Avec la comédie, le film mosaïque est à la mode dans le cinéma français. Sur les traces de Pascal Thomas ou de Nicole Garcia, de nombreux réalisateurs pensent qu'il suffit de choisir quelques personnages atypiques, de les placer dans un lieu bien défini (une station balnéaire en hiver, un appartement), de déterminer la règle qui préside à leurs rencontres et hop, ça fait un film.
Malheureusement, n'est pas Robert Altman qui veut. "J'attends quelqu'un" est l'exemple même du fait que l'addition de situations semi-loufoques et de personnages inclassables ne suffit pas à composer un récit cohérent. Cette impression d'une suite de sketches est renforcée par le ait que certaines de ces scènes peuvent toucher, ou amuser, mais juste sur une réplique ou une situation, comme cet étonnement de tous en découvrant que Louis lit du Flaubert, ou la plaisanterie cruelle d'Agnès qui fait semblant de ne pas connaître Louis, comme si la maladie de leur mère était une bonne plaisanterie.

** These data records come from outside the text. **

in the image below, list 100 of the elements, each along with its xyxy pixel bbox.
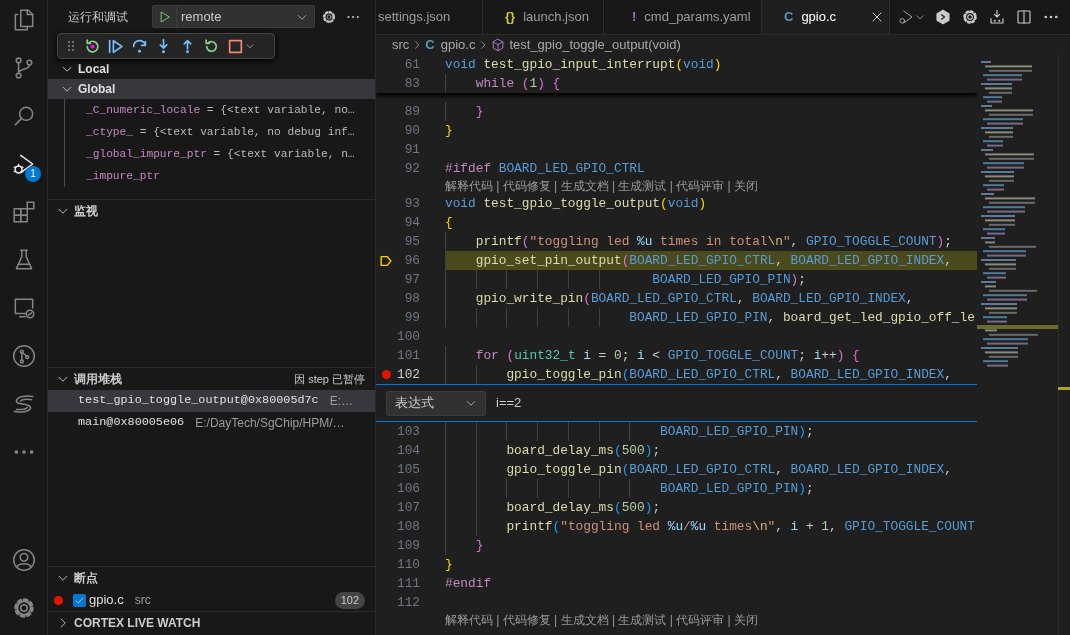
code-line: BOARD_LED_GPIO_PIN); <box>445 479 977 498</box>
settings-icon[interactable] <box>11 595 37 621</box>
breadcrumb-item[interactable]: src <box>392 35 410 55</box>
line-number: 94 <box>403 213 420 232</box>
line-number: 90 <box>403 121 420 140</box>
extensions-icon[interactable] <box>11 199 37 225</box>
pause-status: 因 step 已暂停 <box>294 371 365 387</box>
drag-handle-icon[interactable] <box>66 38 76 54</box>
condition-input[interactable]: i==2 <box>496 390 977 416</box>
line-number: 111 <box>396 574 420 593</box>
cube-icon <box>491 38 506 52</box>
file-type-icon: C <box>784 7 794 27</box>
line-number: 98 <box>403 289 420 308</box>
code-line: printf("toggling led %u/%u times\n", i + 1, GPIO_TOGGLE_COUNT <box>445 517 977 536</box>
line-number: 103 <box>396 422 420 441</box>
line-number: 96 <box>403 251 420 270</box>
code-line: void test_gpio_toggle_output(void) <box>445 194 708 213</box>
call-stack-frame[interactable]: test_gpio_toggle_output@0x80005d7c E:… <box>48 390 375 412</box>
breadcrumb-item[interactable]: gpio.c <box>440 35 476 55</box>
line-number: 105 <box>396 460 420 479</box>
line-number: 95 <box>403 232 420 251</box>
stop-icon[interactable] <box>227 37 244 55</box>
variable-row[interactable]: _global_impure_ptr = {<text variable, n… <box>64 143 375 165</box>
account-icon[interactable] <box>11 547 37 573</box>
line-number: 97 <box>403 270 420 289</box>
hexagon-icon[interactable] <box>934 8 952 26</box>
settings-icon[interactable] <box>321 8 337 25</box>
section-header[interactable]: CORTEX LIVE WATCH <box>74 614 201 632</box>
code-line: board_delay_ms(500); <box>445 441 977 460</box>
editor-tab[interactable]: {} launch.json <box>483 0 604 34</box>
variable-row[interactable]: _ctype_ = {<text variable, no debug inf… <box>64 121 375 143</box>
call-stack-frame[interactable]: main@0x80005e06 E:/DayTech/SgChip/HPM/… <box>48 412 375 434</box>
editor-tab[interactable]: C gpio.c <box>762 0 890 34</box>
code-lens-actions[interactable]: 解释代码 | 代码修复 | 生成文档 | 生成测试 | 代码评审 | 关闭 <box>445 177 758 195</box>
step-over-icon[interactable] <box>131 37 148 55</box>
line-number: 100 <box>396 327 420 346</box>
line-number: 61 <box>403 55 420 74</box>
line-count-badge: 102 <box>334 591 365 609</box>
code-line: BOARD_LED_GPIO_PIN); <box>445 422 977 441</box>
line-number: 109 <box>396 536 420 555</box>
code-line: printf("toggling led %u times in total\n", GPIO_TOGGLE_COUNT); <box>445 232 977 251</box>
line-number: 93 <box>403 194 420 213</box>
split-editor-icon[interactable] <box>1015 8 1033 26</box>
file-type-icon: {} <box>505 7 516 27</box>
code-line: } <box>445 536 977 555</box>
line-number: 107 <box>396 498 420 517</box>
scrollbar-marker <box>1058 387 1070 390</box>
line-number: 108 <box>396 517 420 536</box>
variable-row[interactable]: _C_numeric_locale = {<text variable, no… <box>64 99 375 121</box>
file-type-icon: C <box>425 35 435 55</box>
line-number: 92 <box>403 159 420 178</box>
checkbox[interactable] <box>73 593 86 607</box>
code-line: for (uint32_t i = 0; i < GPIO_TOGGLE_COUNT; i++) { <box>445 346 977 365</box>
line-number: 112 <box>396 593 420 612</box>
caret-icon[interactable] <box>245 41 255 51</box>
notification-badge: 1 <box>25 166 41 182</box>
code-line: gpio_toggle_pin(BOARD_LED_GPIO_CTRL, BOARD_LED_GPIO_INDEX, <box>445 460 977 479</box>
code-line: } <box>445 121 454 140</box>
config-dropdown[interactable]: remote <box>177 6 314 27</box>
line-number: 106 <box>396 479 420 498</box>
breadcrumb-item[interactable]: test_gpio_toggle_output(void) <box>509 35 681 55</box>
code-line: board_delay_ms(500); <box>445 498 977 517</box>
breakpoint-folder: src <box>134 592 151 609</box>
section-header[interactable]: 监视 <box>74 202 98 220</box>
variable-row[interactable]: _impure_ptr <box>64 165 375 187</box>
line-number: 104 <box>396 441 420 460</box>
run-debug-icon[interactable] <box>897 8 915 26</box>
restart-frame-icon[interactable] <box>83 37 100 55</box>
git-graph-icon[interactable] <box>11 343 37 369</box>
section-header[interactable]: 调用堆栈 <box>74 370 122 388</box>
code-lens-actions[interactable]: 解释代码 | 代码修复 | 生成文档 | 生成测试 | 代码评审 | 关闭 <box>445 611 758 629</box>
continue-icon[interactable] <box>107 37 124 55</box>
code-line: } <box>445 555 454 574</box>
download-icon[interactable] <box>988 8 1006 26</box>
code-line: { <box>445 213 454 232</box>
code-line: #ifdef BOARD_LED_GPIO_CTRL <box>445 159 646 178</box>
line-number: 83 <box>403 74 420 93</box>
variable-scope-row[interactable]: Local <box>48 59 375 79</box>
code-line: while (1) { <box>445 74 977 93</box>
line-number: 99 <box>403 308 420 327</box>
code-line: void test_gpio_input_interrupt(void) <box>445 55 723 74</box>
line-number: 102 <box>396 365 420 384</box>
code-line: } <box>445 102 977 121</box>
code-line: gpio_write_pin(BOARD_LED_GPIO_CTRL, BOARD_LED_GPIO_INDEX, <box>445 289 977 308</box>
section-header[interactable]: 断点 <box>74 569 98 587</box>
condition-type-dropdown[interactable]: 表达式 <box>386 390 486 416</box>
code-line: BOARD_LED_GPIO_PIN, board_get_led_gpio_off_le <box>445 308 977 327</box>
restart-icon[interactable] <box>203 37 220 55</box>
code-line: #endif <box>445 574 493 593</box>
sidebar-title: 运行和调试 <box>68 8 129 26</box>
line-number: 110 <box>396 555 420 574</box>
breakpoint-file[interactable]: gpio.c <box>89 590 124 610</box>
editor-tab[interactable]: settings.json <box>376 0 483 34</box>
variable-scope-row[interactable]: Global <box>48 79 375 99</box>
file-type-icon: ! <box>632 7 637 27</box>
settings-icon[interactable] <box>961 8 979 26</box>
line-number: 91 <box>403 140 420 159</box>
line-number: 89 <box>403 102 420 121</box>
code-line: gpio_toggle_pin(BOARD_LED_GPIO_CTRL, BOARD_LED_GPIO_INDEX, <box>445 365 977 384</box>
caret-icon[interactable] <box>915 12 925 22</box>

Malgré la forme moderne, les fils narratifs sont bien classiques, pour ne pas dire clichés : le client de la prostituée qui en tombe amoureux, le garçon prodige de retour au pays qui essaie de voir la femme qu'il a abandonnée avec un enfant, la femme en couple depuis des années qui se laisse tenter ailleurs. Jérôme Bonnell hésite en plus dans le traitement de toutes ces histoires ; plutôt convaincant quand il choisit un ton enlevé, comme pour l'adoption forcée du chien, il sombre corps et biens dans la mièvrerie quand il prétend la jouer dramatique.
Ce genre de film repose en général sur la distribution, permettant une revue d'effectif des acteurs français. Donc, Daroussin fait du Daroussin, et c'est plutôt bien, notamment quand il imite Steevie Wonder, chant et scénographie. Emmanuel Devos m'horripile encore plus que d'habitude avec son faux naturel, et c'est peu dire. Quant à Eric Caravaca, il incarne avec justesse et fragilité son personnage d'éternel inquiet prêt à se noyer dans un verre d'eau. Très bien accueilli par la critique - mais apparemment pas aussi bien par le public, "J'attends quelqu'un", outre son titre passe-partout lui aussi à la mode ("Je crois que je l'aime", "Je pense à vous", "Je vais bien, ne t'en fais pas"...) se regarde avec un certain ennui, et s'oublie aussi vite qu'une bonne partie de la production française du moment qui ne brille pas par l'originalité et l'audace.